Normalizing street addresses in Django/Python

14.3k views Asked by At

I have a Django form where one of the fields is a TextInput for a street address.

I want to normalize the data. For example:

>> normalize('420 East 24th St.')
'420 E. 24th Street'

>> normalize('221 Amsterdam Av')
'221 Amsterdam Ave.'

>> normalize('221 Amsterdam Avenue')
'221 Amsterdam Ave.'

Or something like that. I'm already using geopy for geocoding. Perhaps this might help?

Also: Where should I normalize? In the database model or in the clean function of the form field?

4

There are 4 answers

2
Michael Whatcott On BEST ANSWER

The most reliable way to do this is to utilize a bona-fide address verification service. Not only will it standardize (normalize) the address components according to USPS standards (see Publication 28) but you will also be certain that the address is real.

Full disclosure: I work for SmartyStreets, which provides just such a service. Here's some really simple python sample code that shows how to use our service via an HTTP GET request:

https://github.com/smartystreets/LiveAddressSamples/blob/master/python/street-address.py

1
Belmin Fernandez On

This is how I ended up addressing this (no pun intended):

### models.py ###

def normalize_address_for_display(address):

    display_address = string.capwords(address)

    # Normalize Avenue
    display_address = re.sub(r'\b(Avenue|Ave.)\b', 'Ave', display_address)

    # Normalize Street
    display_address = re.sub(r'\b(Street|St.)\b', 'St', display_address)

    # ...and other rules...

    return display_address

class Store(models.Model):

    name = models.CharField(max_length=32)
    address = models.CharField(max_length=64)
    city = models.CharField(max_length=32)
    state = models.CharField(max_length=2)
    zipcode = models.CharField(max_length=5)

    @property
    def display_address(self):
        return normalize_address_for_display(self.address)

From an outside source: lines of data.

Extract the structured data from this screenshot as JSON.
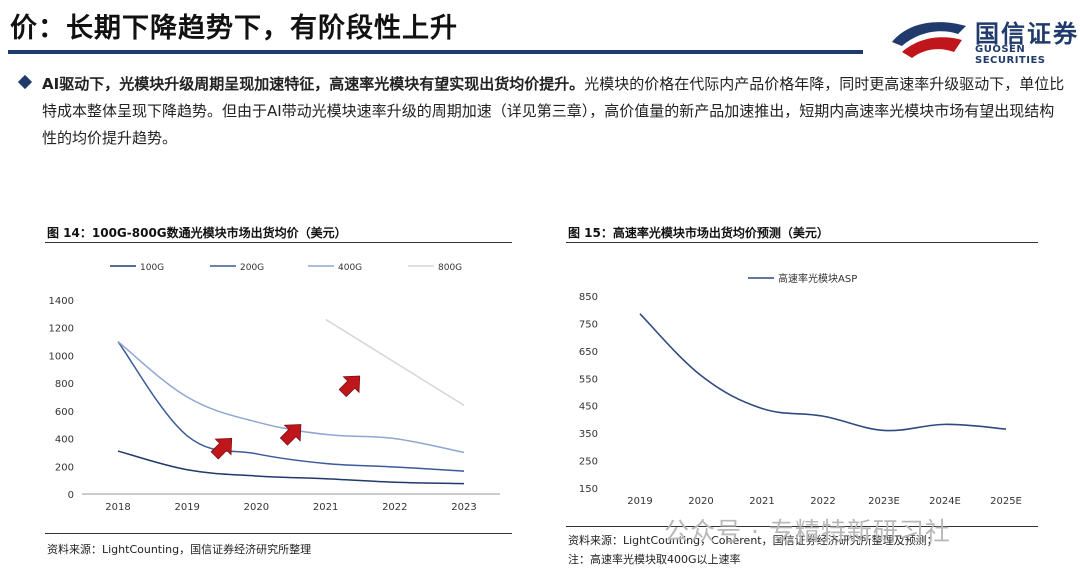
{
  "header": {
    "title": "价：长期下降趋势下，有阶段性上升",
    "logo_cn": "国信证券",
    "logo_en": "GUOSEN SECURITIES"
  },
  "bullet": {
    "bold": "AI驱动下，光模块升级周期呈现加速特征，高速率光模块有望实现出货均价提升。",
    "text": "光模块的价格在代际内产品价格年降，同时更高速率升级驱动下，单位比特成本整体呈现下降趋势。但由于AI带动光模块速率升级的周期加速（详见第三章），高价值量的新产品加速推出，短期内高速率光模块市场有望出现结构性的均价提升趋势。"
  },
  "figure14": {
    "title": "图 14：100G-800G数通光模块市场出货均价（美元）",
    "source": "资料来源：LightCounting，国信证券经济研究所整理"
  },
  "figure15": {
    "title": "图 15：高速率光模块市场出货均价预测（美元）",
    "source": "资料来源：LightCounting，Coherent，国信证券经济研究所整理及预测；",
    "note": "注：高速率光模块取400G以上速率"
  },
  "watermark": "公众号 · 专精特新研习社",
  "colors": {
    "brand": "#1f3a6b",
    "s100G": "#1f3a6b",
    "s200G": "#3a5a9a",
    "s400G": "#8fa6d3",
    "s800G": "#d6d6d6",
    "asp": "#2e4a80",
    "arrow": "#c0161b",
    "logo_red": "#c0161b"
  },
  "chart_data": [
    {
      "type": "line",
      "x": [
        2018,
        2019,
        2020,
        2021,
        2022,
        2023
      ],
      "series": [
        {
          "name": "100G",
          "values": [
            310,
            175,
            130,
            110,
            85,
            75
          ]
        },
        {
          "name": "200G",
          "values": [
            1100,
            420,
            290,
            220,
            195,
            165
          ]
        },
        {
          "name": "400G",
          "values": [
            1100,
            700,
            520,
            430,
            400,
            300
          ]
        },
        {
          "name": "800G",
          "values": [
            null,
            null,
            null,
            1260,
            950,
            640
          ]
        }
      ],
      "ylim": [
        0,
        1400
      ],
      "yticks": [
        "0",
        "200",
        "400",
        "600",
        "800",
        "1000",
        "1200",
        "1400"
      ],
      "xticks": [
        "2018",
        "2019",
        "2020",
        "2021",
        "2022",
        "2023"
      ],
      "legend": "top",
      "grid": false
    },
    {
      "type": "line",
      "categories": [
        "2019",
        "2020",
        "2021",
        "2022",
        "2023E",
        "2024E",
        "2025E"
      ],
      "series": [
        {
          "name": "高速率光模块ASP",
          "values": [
            785,
            560,
            440,
            412,
            360,
            382,
            365
          ]
        }
      ],
      "ylim": [
        150,
        850
      ],
      "yticks": [
        "150",
        "250",
        "350",
        "450",
        "550",
        "650",
        "750",
        "850"
      ],
      "legend": "top-left",
      "grid": false
    }
  ]
}
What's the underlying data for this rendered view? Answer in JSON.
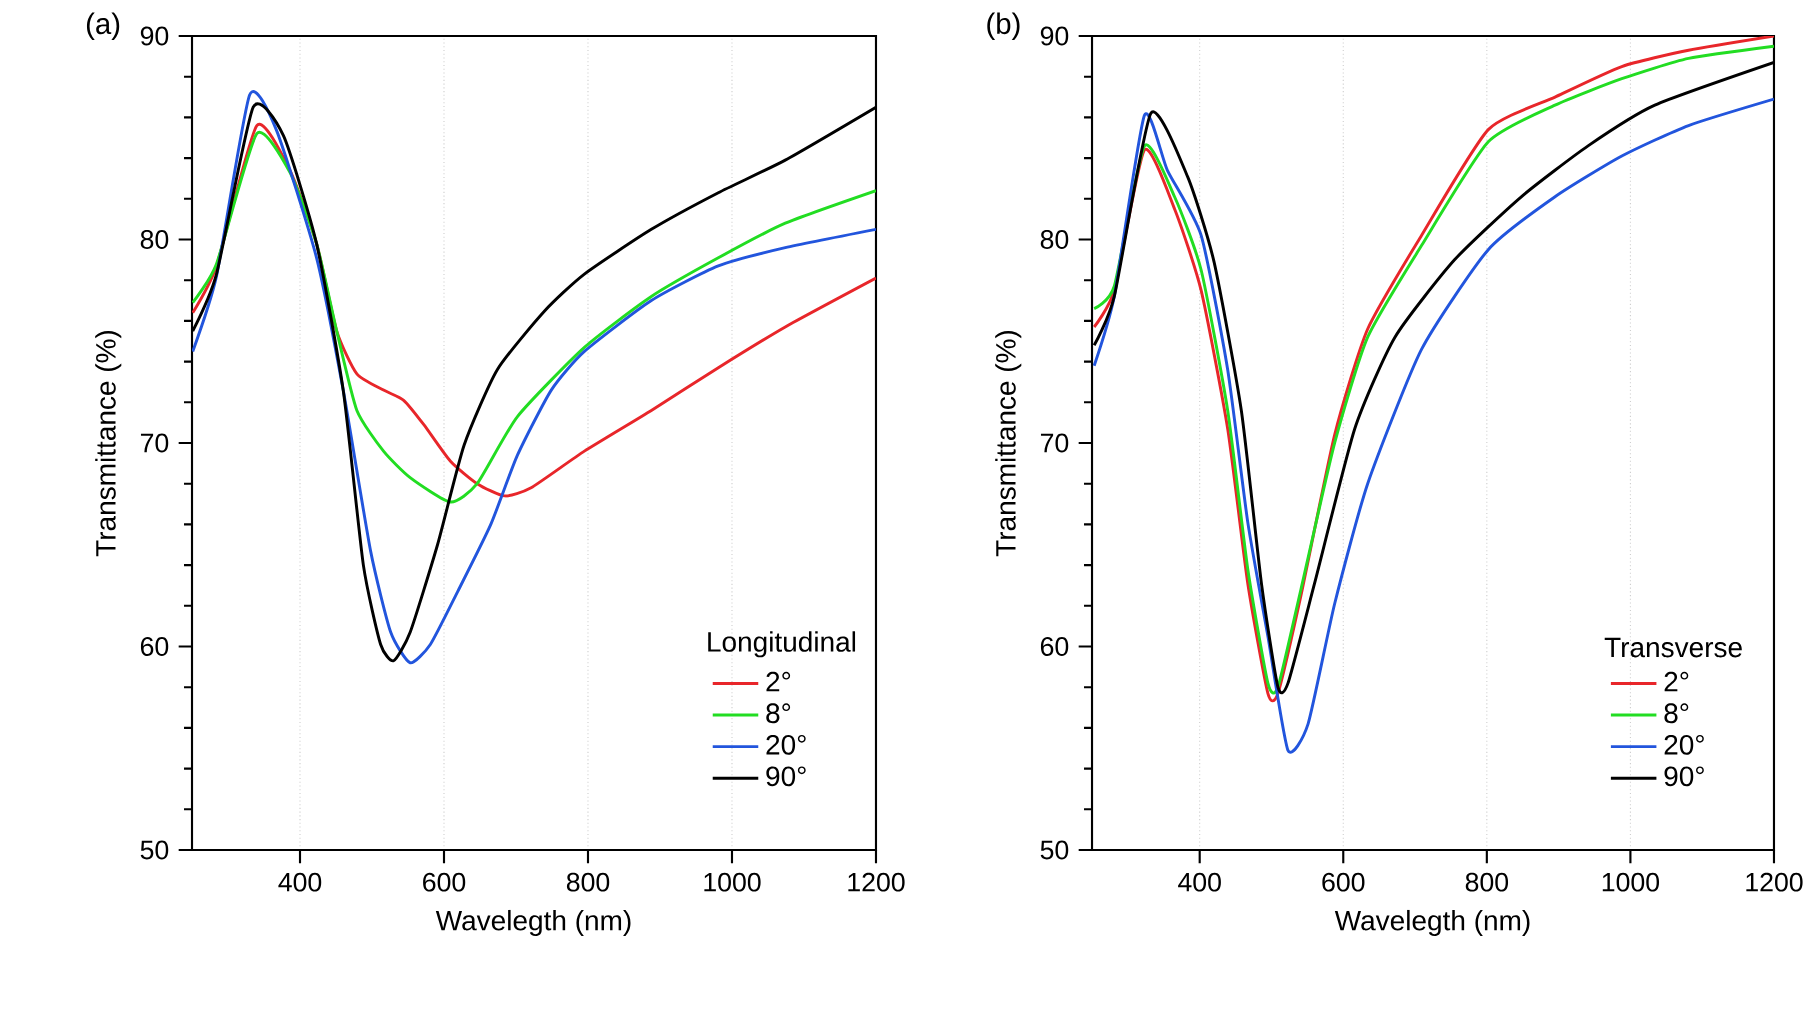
{
  "chart_data": [
    {
      "type": "line",
      "title": "(a)",
      "xlabel": "Wavelegth (nm)",
      "ylabel": "Transmittance (%)",
      "legend_title": "Longitudinal",
      "xlim": [
        250,
        1200
      ],
      "ylim": [
        50,
        90
      ],
      "xticks": [
        400,
        600,
        800,
        1000,
        1200
      ],
      "yticks": [
        50,
        60,
        70,
        80,
        90
      ],
      "grid": "x",
      "legend": "bottom right",
      "series": [
        {
          "name": "2°",
          "color": "#e8262a",
          "x": [
            251,
            284,
            340,
            386,
            423,
            451,
            479,
            516,
            544,
            572,
            609,
            646,
            684,
            721,
            795,
            888,
            981,
            1074,
            1200
          ],
          "values": [
            76.4,
            78.7,
            85.6,
            83.4,
            79.8,
            75.5,
            73.4,
            72.6,
            72.1,
            70.9,
            69.1,
            68.0,
            67.4,
            67.8,
            69.6,
            71.6,
            73.7,
            75.7,
            78.1
          ]
        },
        {
          "name": "8°",
          "color": "#22dd22",
          "x": [
            251,
            284,
            340,
            386,
            423,
            451,
            479,
            516,
            553,
            609,
            646,
            702,
            795,
            888,
            981,
            1074,
            1200
          ],
          "values": [
            76.9,
            78.8,
            85.2,
            83.3,
            79.8,
            75.5,
            71.6,
            69.6,
            68.3,
            67.1,
            68.0,
            71.3,
            74.7,
            77.2,
            79.1,
            80.8,
            82.4
          ]
        },
        {
          "name": "20°",
          "color": "#2255dd",
          "x": [
            251,
            284,
            330,
            367,
            423,
            460,
            498,
            526,
            553,
            581,
            619,
            665,
            702,
            749,
            795,
            888,
            981,
            1074,
            1200
          ],
          "values": [
            74.5,
            78.2,
            87.1,
            85.4,
            79.1,
            72.6,
            64.7,
            60.7,
            59.2,
            60.1,
            62.7,
            66.0,
            69.4,
            72.6,
            74.5,
            77.0,
            78.7,
            79.6,
            80.5
          ]
        },
        {
          "name": "90°",
          "color": "#000000",
          "x": [
            251,
            284,
            335,
            377,
            423,
            460,
            488,
            512,
            530,
            553,
            591,
            628,
            674,
            740,
            795,
            888,
            981,
            1074,
            1200
          ],
          "values": [
            75.5,
            78.3,
            86.5,
            85.1,
            79.8,
            72.6,
            64.0,
            60.1,
            59.3,
            60.7,
            65.0,
            69.9,
            73.6,
            76.5,
            78.3,
            80.5,
            82.3,
            83.9,
            86.5
          ]
        }
      ]
    },
    {
      "type": "line",
      "title": "(b)",
      "xlabel": "Wavelegth (nm)",
      "ylabel": "Transmittance (%)",
      "legend_title": "Transverse",
      "xlim": [
        250,
        1200
      ],
      "ylim": [
        50,
        90
      ],
      "xticks": [
        400,
        600,
        800,
        1000,
        1200
      ],
      "yticks": [
        50,
        60,
        70,
        80,
        90
      ],
      "grid": "x",
      "legend": "bottom right",
      "series": [
        {
          "name": "2°",
          "color": "#e8262a",
          "x": [
            253,
            281,
            323,
            365,
            402,
            439,
            467,
            495,
            509,
            541,
            588,
            634,
            709,
            802,
            895,
            988,
            1081,
            1200
          ],
          "values": [
            75.7,
            77.5,
            84.4,
            81.5,
            77.5,
            70.7,
            63.1,
            57.7,
            57.7,
            62.5,
            70.4,
            75.6,
            80.2,
            85.4,
            87.0,
            88.5,
            89.3,
            90.0
          ]
        },
        {
          "name": "8°",
          "color": "#22dd22",
          "x": [
            253,
            281,
            323,
            365,
            402,
            439,
            467,
            495,
            509,
            541,
            588,
            634,
            709,
            802,
            895,
            988,
            1081,
            1200
          ],
          "values": [
            76.6,
            77.7,
            84.6,
            82.1,
            78.5,
            71.6,
            63.8,
            58.2,
            58.0,
            62.8,
            70.0,
            75.2,
            79.7,
            84.8,
            86.6,
            87.9,
            88.9,
            89.5
          ]
        },
        {
          "name": "20°",
          "color": "#2255dd",
          "x": [
            253,
            281,
            323,
            355,
            402,
            439,
            467,
            495,
            523,
            551,
            588,
            634,
            709,
            802,
            895,
            988,
            1081,
            1200
          ],
          "values": [
            73.8,
            77.2,
            86.1,
            83.4,
            80.2,
            73.6,
            66.1,
            60.5,
            54.9,
            56.2,
            62.1,
            68.0,
            74.6,
            79.5,
            82.1,
            84.1,
            85.6,
            86.9
          ]
        },
        {
          "name": "90°",
          "color": "#000000",
          "x": [
            253,
            281,
            332,
            383,
            420,
            458,
            486,
            509,
            523,
            560,
            616,
            672,
            755,
            848,
            941,
            1034,
            1200
          ],
          "values": [
            74.8,
            77.2,
            86.2,
            83.1,
            78.9,
            71.6,
            63.1,
            58.0,
            58.2,
            63.1,
            70.7,
            75.2,
            79.0,
            82.1,
            84.6,
            86.6,
            88.7
          ]
        }
      ]
    }
  ]
}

I then use Place.display_address in templates. This allows me to keep the original user submitted data in the database without modification and just use display_address when I want a normalized display version.

Open for comments/suggestions.

1
Dolan Antenucci On

One option would be to use Geopy to lookup the address on someone like Yahoo or Google Maps, which will then return the full address of the one(s) they match it with. You may have to watch for apartment numbers being truncated off in the returned address (e.g. "221 Amsterdam Av #330" becoming "221 AMSTERDAM AVENUE"). In addition, you will also get the city/state/country information, which the user may have also abbreviated or misspelled.

In the case that there is multiple matches, you could prompt the user for feedback on which is their address. In the case of no matches, you could also let the user know, and possibly allow the address save anyway, depending on how important a valid address is, and how much trust you put in the address-lookup-providers' validity.

Regarding doing this normalization in the form vs. model, I don't know what the preferred Django-way of doing things is, but my preference is in the form, for example:

def clean(self):
    # check address via some self-defined helper function
    matches = my_helper_address_matcher(address, city, state, zip)
    if not matches:
        raise forms.ValidationError("Your address couldn't be found...")
    elif len(matches) > 1:
        # add javascript into error so the user can select 
        # the address that matches? maybe there is a cleaner way to do this
        raise forms.ValidationError('Did you mean...') 

You could throw this lookup function in the model (or some helpers.py file) in case you want to reuse it in other areas

0
png On

I have recently created a street-address python module, and its StreetAddressFormatter can be used to normalize your address.